Integrative modeling of the IFT-A complex

We next sought to build a molecular model of the assembled monomeric IFT-A complex. To this end, we first mined our XL/MS data for intermolecular cross-links, providing distance restraints between pairs of amino acids located in two different IFT-A protein subunits (Figure 2, green lines). With these new data providing experimentally supported intermolecular contacts, we modeled all possible pairs of IFT-A proteins with AlphaFold-Multimer (Evans et al., 2021) to test if the algorithm correctly identified the true interaction partners, judged by the crosslinks, and provided 3D models for the interacting domains (Figure 2—figure supplement 1). We found near-perfect concordance between AlphaFold-predicted interaction partners and the experimentally confirmed interaction partners, the sole exception being a high-confidence AlphaFold interaction between IFT122 and IFT139 with no supporting cross-links.

Figure 2 with 4 supplements see all
Integrative modeling of the IFT-A monomer identifies subunit locations and interactions.

Using spatial restraints (top panels) based on chemical cross-links (intramolecular, purple arcs; intermolecular, green lines), AlphaFold2 protein models, and AlphaFold2 high-confidence predicted interfaces between proteins (see Methods for more details), an integrative model (bottom panel) of monomer IFT-A was determined that best satisfied these spatial restraints. The centroid model of the top-scoring cluster of 9121 models is shown (ribbon diagram) in the localized probability density (colored volumes) for each subunit.

Using AlphaFold’s predicted aligned error (PAE) confidence scores as a guide (as detailed in McCafferty et al., 2022b), we constructed high-confidence models of interacting domains between IFT121-IFT122, IFT121-IFT139, IFT121-IFT43, IFT122-IFT139, IFT122-IFT140, IFT122-IFT144, and IFT140-IFT144 (Figure 2—figure supplement 2A). The combination of cross-linked residue pairs, AlphaFold2 monomer structures, and AlphaFold-Multimer domain-domain interaction models provided sufficient spatial restraints to build an initial model of IFT-A, which we improved by using a four-step integrative modeling approach (Webb et al., 2018; Saltzberg et al., 2019; Russel et al., 2012; Figure 2, Figure 2—figure supplement 3, Figure 2—figure supplement 4, and Methods).

We began by gathering data to provide spatial restraints for each of the IFT-A proteins in a manner consistent with prior structural information. We modeled most IFT-A proteins (IFT121, IFT122, IFT139, IFT140, and IFT144) as chains of rigid bodies (Figure 2—figure supplement 2B), introducing breaks between individual rigid bodies that corresponded to protein loop regions with lower pLDDT AlphaFold2 confidence scores.
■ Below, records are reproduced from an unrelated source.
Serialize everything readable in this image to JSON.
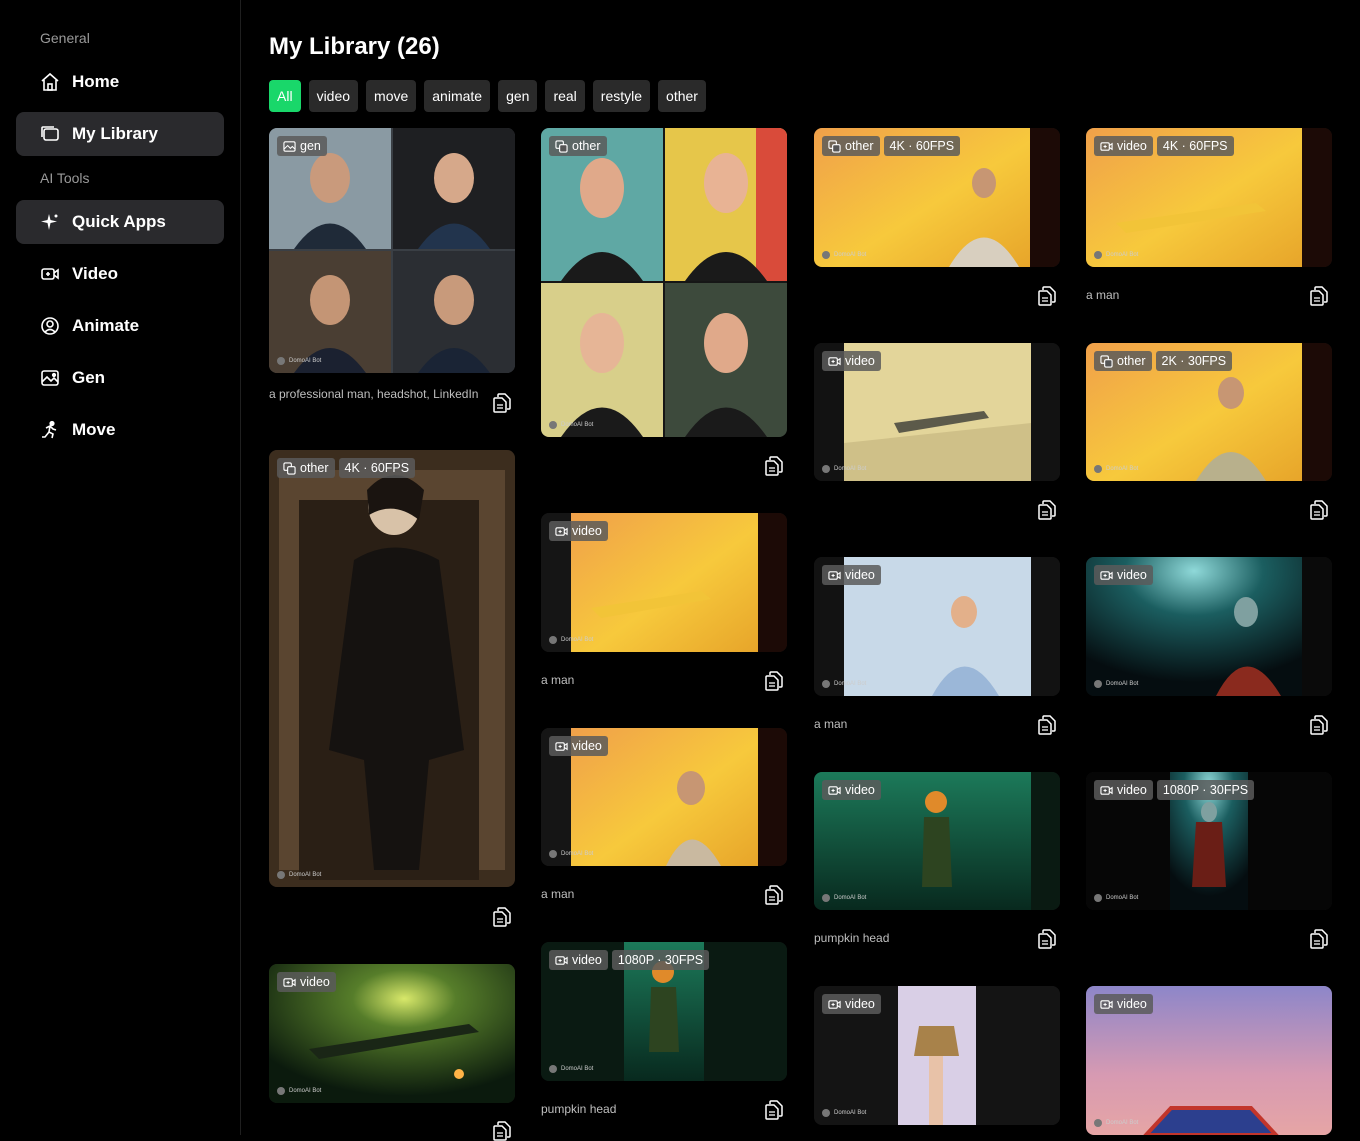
{
  "sidebar": {
    "general_label": "General",
    "ai_tools_label": "AI Tools",
    "nav": {
      "home": "Home",
      "library": "My Library",
      "quick_apps": "Quick Apps",
      "video": "Video",
      "animate": "Animate",
      "gen": "Gen",
      "move": "Move"
    }
  },
  "library": {
    "title": "My Library (26)",
    "filters": [
      "All",
      "video",
      "move",
      "animate",
      "gen",
      "real",
      "restyle",
      "other"
    ],
    "active_filter": "All",
    "accent": "#19d76a"
  },
  "cards": [
    {
      "tag": "gen",
      "quality": "",
      "caption": "a professional man, headshot, LinkedIn",
      "icon": "image-icon"
    },
    {
      "tag": "other",
      "quality": "4K · 60FPS",
      "caption": "",
      "icon": "swap-icon"
    },
    {
      "tag": "video",
      "quality": "",
      "caption": "",
      "icon": "video-icon"
    },
    {
      "tag": "other",
      "quality": "",
      "caption": "",
      "icon": "swap-icon"
    },
    {
      "tag": "video",
      "quality": "",
      "caption": "a man",
      "icon": "video-icon"
    },
    {
      "tag": "video",
      "quality": "",
      "caption": "a man",
      "icon": "video-icon"
    },
    {
      "tag": "video",
      "quality": "1080P · 30FPS",
      "caption": "pumpkin head",
      "icon": "video-icon"
    },
    {
      "tag": "other",
      "quality": "4K · 60FPS",
      "caption": "",
      "icon": "swap-icon"
    },
    {
      "tag": "video",
      "quality": "",
      "caption": "",
      "icon": "video-icon"
    },
    {
      "tag": "video",
      "quality": "",
      "caption": "a man",
      "icon": "video-icon"
    },
    {
      "tag": "video",
      "quality": "",
      "caption": "pumpkin head",
      "icon": "video-icon"
    },
    {
      "tag": "video",
      "quality": "",
      "caption": "",
      "icon": "video-icon"
    },
    {
      "tag": "video",
      "quality": "4K · 60FPS",
      "caption": "a man",
      "icon": "video-icon"
    },
    {
      "tag": "other",
      "quality": "2K · 30FPS",
      "caption": "",
      "icon": "swap-icon"
    },
    {
      "tag": "video",
      "quality": "",
      "caption": "",
      "icon": "video-icon"
    },
    {
      "tag": "video",
      "quality": "1080P · 30FPS",
      "caption": "",
      "icon": "video-icon"
    },
    {
      "tag": "video",
      "quality": "",
      "caption": "",
      "icon": "video-icon"
    }
  ],
  "watermark": "DomoAI Bot"
}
For IFT43, helices were modeled as rigid bodies, while the remainder of the protein was modeled using flexible beads, as it is thought to be disordered (Behal et al., 2012). We then further restrained the model by representing protein interaction interfaces derived from the PAE plots as rigid bodies. We used 98 DSSO chemical cross-links for the modeling, 29 of which were intermolecular, to further refine the model.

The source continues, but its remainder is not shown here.